Concise yet refreshingly open with language and structure, South China Sea is densely packed and deserves a slow, reflective summer read.

***

Nectarine
Chad Campbell

Signal Editions
$17.95
paper
80pp
9781550655452

Lived and dreamed experiences intermingle in the attentively structured poetry of Chad Campbell’s Nectarine. This exploration brings with it a return to the depths of empathy that people are capable of, despite how often empathy is obscured by the day-to-day, what amounts to modern survival. In Campbell’s poetry, nature transforms abstract ideation of life, death, and camaraderie into concrete moments of clarity.

the fire. Because I remember a time
before I held myself apart, I lay beside
the pheasant in his bed of heather, panting
in the brightness. Not alone, but together.

Yet the essence of nature isn’t in opposition to human activity, whether in the city, the countryside, or on the open water. In Nectarine, people take on animal- and plant-like attributes while animals poke around buildings and trees clock time. Campbell’s poems redraw the parallels between all things.
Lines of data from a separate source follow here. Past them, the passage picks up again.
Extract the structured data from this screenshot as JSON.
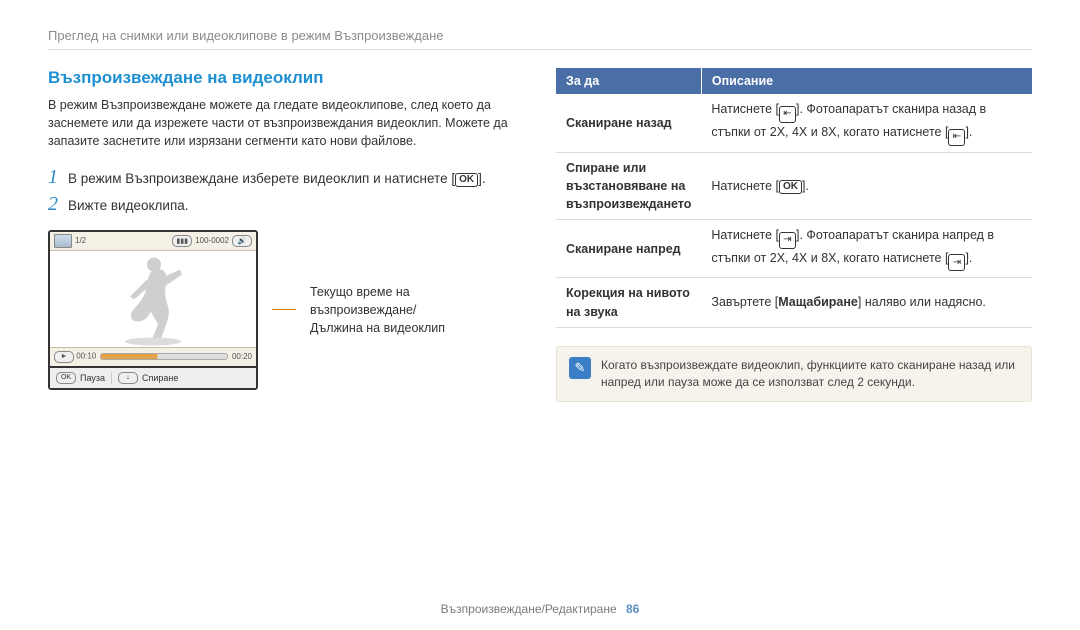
{
  "breadcrumb": "Преглед на снимки или видеоклипове в режим Възпроизвеждане",
  "title": "Възпроизвеждане на видеоклип",
  "intro": "В режим Възпроизвеждане можете да гледате видеоклипове, след което да заснемете или да изрежете части от възпроизвеждания видеоклип. Можете да запазите заснетите или изрязани сегменти като нови файлове.",
  "steps": {
    "s1": {
      "num": "1",
      "pre": "В режим Възпроизвеждане изберете видеоклип и натиснете [",
      "post": "]."
    },
    "s2": {
      "num": "2",
      "text": "Вижте видеоклипа."
    }
  },
  "lcd": {
    "counter": "1/2",
    "right_icons": "100-0002",
    "time_left": "00:10",
    "time_right": "00:20",
    "ok_label": "OK",
    "pause": "Пауза",
    "stop_icon": "↓",
    "stop": "Спиране",
    "play_glyph": "►"
  },
  "caption": "Текущо време на възпроизвеждане/ Дължина на видеоклип",
  "table": {
    "h1": "За да",
    "h2": "Описание",
    "rows": [
      {
        "label": "Сканиране назад",
        "pre": "Натиснете [",
        "glyph": "⇤",
        "mid": "]. Фотоапаратът сканира назад в стъпки от 2X, 4X и 8X, когато натиснете [",
        "post": "]."
      },
      {
        "label": "Спиране или възстановяване на възпроизвеждането",
        "pre": "Натиснете [",
        "glyph": "OK",
        "mid": "",
        "post": "]."
      },
      {
        "label": "Сканиране напред",
        "pre": "Натиснете [",
        "glyph": "⇥",
        "mid": "]. Фотоапаратът сканира напред в стъпки от 2X, 4X и 8X, когато натиснете [",
        "post": "]."
      },
      {
        "label": "Корекция на нивото на звука",
        "pre": "Завъртете [",
        "bold": "Мащабиране",
        "post": "] наляво или надясно."
      }
    ]
  },
  "note": {
    "icon": "✎",
    "text": "Когато възпроизвеждате видеоклип, функциите като сканиране назад или напред или пауза може да се използват след 2 секунди."
  },
  "footer": {
    "text": "Възпроизвеждане/Редактиране",
    "page": "86"
  }
}
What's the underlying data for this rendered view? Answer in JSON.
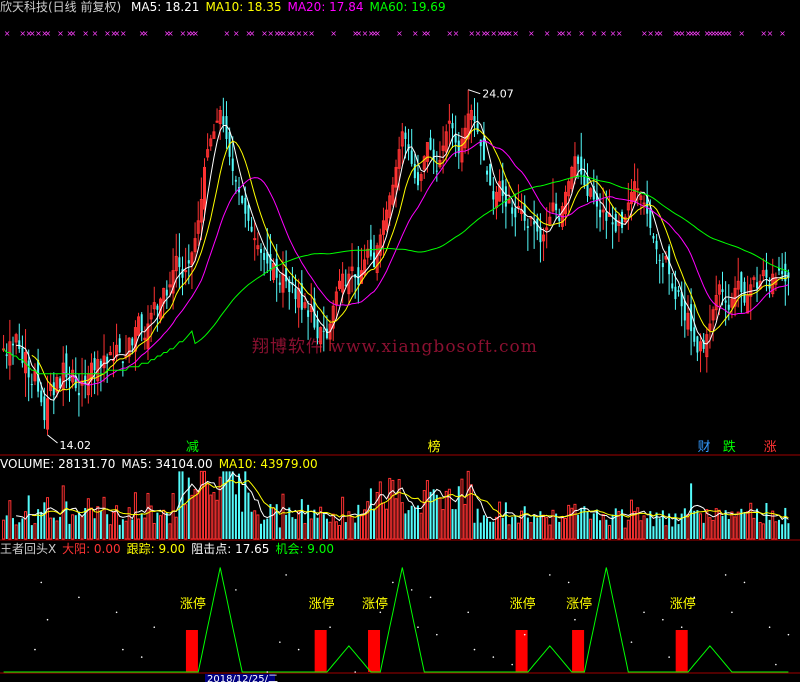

Uncountable, unaccountable things,
nectarines and an oak tree outside
the window growing moss green.
They left their words and carried on,
until only the words carried on.

Personal memories, observations, and their emotional substance drift through the book, tying the poems together with their threads and giving each image a vital and engaging weight to consider.

I could be whale
watching as the planets turn, pebbling
their bellies along clouds that seem
close as water bulged in a ceiling.

***

Memorial Suite
Jocelyne Dubois

Shoreline Press
$20
paper
84pp
9781990116018

Memorial Suite embarks on a journey of illness and redemption that Jocelyne Dubois intentionally and affectingly shares. An artist as well as a writer, Dubois infuses her poetry with a folk-art sensibility, tactile images of everyday life, and unafraid statements about what she thinks of these day-to-day happenings – or non-happenings – whether her own or other people’s.

Stylistically moving from stream-of-consciousness stories to heavier, quieter reflections, Memorial Suite comprises a life felt in real time. At home alone, passing through neighbourhoods and greeting friends, walking the halls of a mental healthcare institution, or in the clarity of recovery, the biographical characters that Dubois draws, including her own, inhabit this world wholly, despite some people’s doubts.

Nurse, nurse, who makes me swallow pills
& calls me names behind my back

my sin, thin
brain, broken

I will stand in silence thick skin around me

breathe deep
grateful for not being in her skin

By the book’s third act, clarity of mind and poetic structure meet up in a calm place, but the path there remains essential. The essence of identity, creativity, and love break through in light of past experiences.

You talk of love & peace
but throw paint on those passing by
slash coats with exacto knives

This morning, I discover
a rip on my sleeve
Did you slash mine?
Did you mean to slit my heart?

Ultimately, after twisting and turning, Memorial Suite rests in the comforting reality of change and the value of investigating dark places with one’s own light as it grows.mRb

Robyn Fadden is a writer and editor based in Montreal. Formerly Arts Editor at weekly Hour, Robyn is Managing Editor of Delve at McGill University and a contributor to mtl.org and CKUT 90.3FM, where she continues to extol the city and its creative forces.